Bailey: 11. If we were not troubled by our suspicions of the phenomena of the sky, and about death, fearing that it concerns us, and also by our failure to grasp the limits of pains and desires, we should have no need of natural science.
11 Εἰ μηθὲν ἡμᾶς αἱ τῶν μετεώρων ὑποψίαι ἠνώχλουν καὶ αἱ περὶ θανάτου, μή ποτε πρὸς ἡμᾶς ᾖ τι, ἔτι τε τὸ μὴ κατανοεῖν τοὺς ὅρους τῶν ἀλγηδόνων καὶ τῶν ἐπιθυμιῶν, οὐκ ἂν προσεδεόμεθα φυσιολογίας. φυσιολογίας < φῠ́σῐς f (genitive φῠ́σεως); third declension origin, birth nature, quality, property later, the nature of one's personality: temper, disposition form, shape that which is natural: nature type, kind Nature, as an entity, especially of productive power
Hicks translation 11If we had never been molested by alarms at celestial and atmospheric phenomena, nor by the misgiving that death somehow affects us, nor by neglect of the proper limits of pains and desires, we should have had no need to study natural science.

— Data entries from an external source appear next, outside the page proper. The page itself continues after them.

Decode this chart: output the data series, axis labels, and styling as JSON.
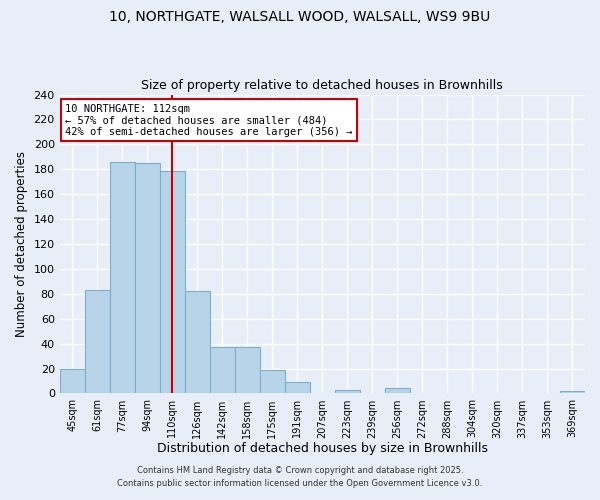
{
  "title_line1": "10, NORTHGATE, WALSALL WOOD, WALSALL, WS9 9BU",
  "title_line2": "Size of property relative to detached houses in Brownhills",
  "xlabel": "Distribution of detached houses by size in Brownhills",
  "ylabel": "Number of detached properties",
  "bar_labels": [
    "45sqm",
    "61sqm",
    "77sqm",
    "94sqm",
    "110sqm",
    "126sqm",
    "142sqm",
    "158sqm",
    "175sqm",
    "191sqm",
    "207sqm",
    "223sqm",
    "239sqm",
    "256sqm",
    "272sqm",
    "288sqm",
    "304sqm",
    "320sqm",
    "337sqm",
    "353sqm",
    "369sqm"
  ],
  "bar_values": [
    20,
    83,
    186,
    185,
    179,
    82,
    37,
    37,
    19,
    9,
    0,
    3,
    0,
    4,
    0,
    0,
    0,
    0,
    0,
    0,
    2
  ],
  "bar_color": "#b8d4e8",
  "bar_edge_color": "#7aafd4",
  "vline_x_index": 4,
  "vline_color": "#cc0000",
  "annotation_title": "10 NORTHGATE: 112sqm",
  "annotation_line2": "← 57% of detached houses are smaller (484)",
  "annotation_line3": "42% of semi-detached houses are larger (356) →",
  "annotation_box_color": "#ffffff",
  "annotation_box_edge": "#cc0000",
  "ylim": [
    0,
    240
  ],
  "yticks": [
    0,
    20,
    40,
    60,
    80,
    100,
    120,
    140,
    160,
    180,
    200,
    220,
    240
  ],
  "footer1": "Contains HM Land Registry data © Crown copyright and database right 2025.",
  "footer2": "Contains public sector information licensed under the Open Government Licence v3.0.",
  "background_color": "#e8eef8",
  "grid_color": "#ffffff"
}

Saint-Andre translation 11If our suspicions about astronomical phenomena and about death were nothing to us and troubled us not at all, and if this were also the case regarding our ignorance about the limits of our pains and desires, then we would have no need for studying what is natural. St-Andre note: Because the term "natural philosophy" is somewhat outdated in English, I translate φυσιολογία as "the study of what is natural" (not "the study of nature", which today implies the physical sciences instead of what is of greatest interest to Epicurus: human nature).